Neue nachhaltige Rennserie mit Wasserstoff-Autos soll den Motorsport beleben – und Werbung für die Wasserstofftechnologie machen

Mit 81 Jahren nochmal was reißen – das kann nur ein Mittelständler sein. Und Schwabe dazu. Hans Werner Aufrecht ist beides. Der Gründer von Mercedes AMG kümmert sich jetzt als Aufsichtsratschef beim Unternehmen HWA AG mit Sitz in Affalterbach (Landkreis Rems-Murr) um die Zukunft des Motorsports. Seine Vision und die der Partner von ADAC, Dekra und DMSB (Deutscher Motor Sport Bund): Ab dem Jahr 2023 soll mit der HYRAZE League die weltweit erste Automobil-Rennserie an den Start gehen, die auf umweltfreundlich produzierten Wasserstoff als Energieträger setzt.

Es entsteht eine nahezu emissionsfreie, sichere und zukunftsfähige Form des Motorsports, die zugleich Entertainment auf der Höhe der Zeit bietet. Die Rennen werden mit 800 PS starken Wasserstoff-Autos ausgetragen. Die Energie für den emissionsfreien Antrieb liefert grüner Wasserstoff, der in den beiden Brennstoffzellen der Rennfahrzeuge in Strom für die 4 Elektromotoren umgewandelt wird. Was uns als Liberaler Mittelstand freut: Das Projekt hat seine Heimat in Baden-Württemberg. Vor wenigen Tagen wurde es bei der Dekra in Stuttgart vorgestellt. Beteiligt sind außerdem die Schaeffler AG und der E-Sport-Verband WESA.

Fahrzeug fängt Bremsstaub ein, danach wird er entsorgt

Die HYRAZE League geht nicht nur beim Antriebskonzept neue Wege. Einzigartig im internationalen Rennsport wird auch das Bremssystem der allradgetriebenen Fahrzeuge. Denn jeglicher anfallende Bremsstaub entweicht nicht unkontrolliert in die Umwelt, sondern wird im Fahrzeug aufgefangen und im Nachhinein umweltneutral entsorgt. Spezielle, aus schnell nachwachsenden Rohstoffen entwickelte Reifen sorgen außerdem für eine Minimierung des Reifenabriebs.

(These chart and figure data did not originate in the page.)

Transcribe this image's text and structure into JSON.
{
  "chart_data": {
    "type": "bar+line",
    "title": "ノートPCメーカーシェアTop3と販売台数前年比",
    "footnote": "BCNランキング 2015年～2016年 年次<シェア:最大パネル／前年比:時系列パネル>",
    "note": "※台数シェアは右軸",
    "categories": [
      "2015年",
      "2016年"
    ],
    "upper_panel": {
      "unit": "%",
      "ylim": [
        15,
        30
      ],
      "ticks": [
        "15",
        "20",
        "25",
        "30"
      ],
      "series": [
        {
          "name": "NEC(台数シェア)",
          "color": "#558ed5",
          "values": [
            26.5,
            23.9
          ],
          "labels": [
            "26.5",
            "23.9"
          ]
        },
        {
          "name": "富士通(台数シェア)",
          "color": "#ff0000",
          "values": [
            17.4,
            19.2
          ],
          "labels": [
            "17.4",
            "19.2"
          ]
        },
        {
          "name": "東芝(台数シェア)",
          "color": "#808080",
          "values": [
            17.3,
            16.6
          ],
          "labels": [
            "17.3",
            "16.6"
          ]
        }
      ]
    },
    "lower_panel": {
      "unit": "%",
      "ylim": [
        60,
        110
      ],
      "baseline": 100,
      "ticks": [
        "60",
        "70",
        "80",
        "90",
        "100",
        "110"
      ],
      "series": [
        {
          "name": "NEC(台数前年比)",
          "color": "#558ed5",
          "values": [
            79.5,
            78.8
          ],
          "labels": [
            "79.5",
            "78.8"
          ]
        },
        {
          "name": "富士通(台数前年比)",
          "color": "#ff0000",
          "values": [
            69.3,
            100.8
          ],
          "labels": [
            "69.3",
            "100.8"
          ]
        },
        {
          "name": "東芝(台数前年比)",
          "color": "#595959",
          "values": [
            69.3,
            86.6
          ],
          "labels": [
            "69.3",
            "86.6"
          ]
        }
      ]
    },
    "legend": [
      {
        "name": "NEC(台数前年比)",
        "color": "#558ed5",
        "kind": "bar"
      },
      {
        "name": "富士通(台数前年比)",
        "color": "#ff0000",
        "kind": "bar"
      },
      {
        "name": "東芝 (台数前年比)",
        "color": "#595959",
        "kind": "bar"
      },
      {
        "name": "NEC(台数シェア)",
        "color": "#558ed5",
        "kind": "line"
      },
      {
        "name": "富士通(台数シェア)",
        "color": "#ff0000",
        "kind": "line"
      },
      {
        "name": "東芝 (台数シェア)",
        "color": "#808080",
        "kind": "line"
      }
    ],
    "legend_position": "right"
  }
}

Zusammen mit einer strikt limitierten Anzahl von Reifen reduziert sich die Feinstaubbelastung wesentlich.

Prototyp des Wasserstoff-Rennwagens

Auch für die Rennfahrer hat die neue Technologie einen bedeutenden Vorteil: Durch das auf Sprintrennen optimierte Energiekonzept können sie die volle Performance des Fahrzeugs über die gesamte Renndistanz nutzen. Durch die Möglichkeit, die beiden Tanks während eines Rennens schnell zu befüllen – ein grundlegender Vorteil, den die Wasserstofftechnologie gegenüber rein batterieelektrischen Fahrzeugen bietet – könnten die Rennen jederzeit auf Langstreckendistanzen erweitert werden.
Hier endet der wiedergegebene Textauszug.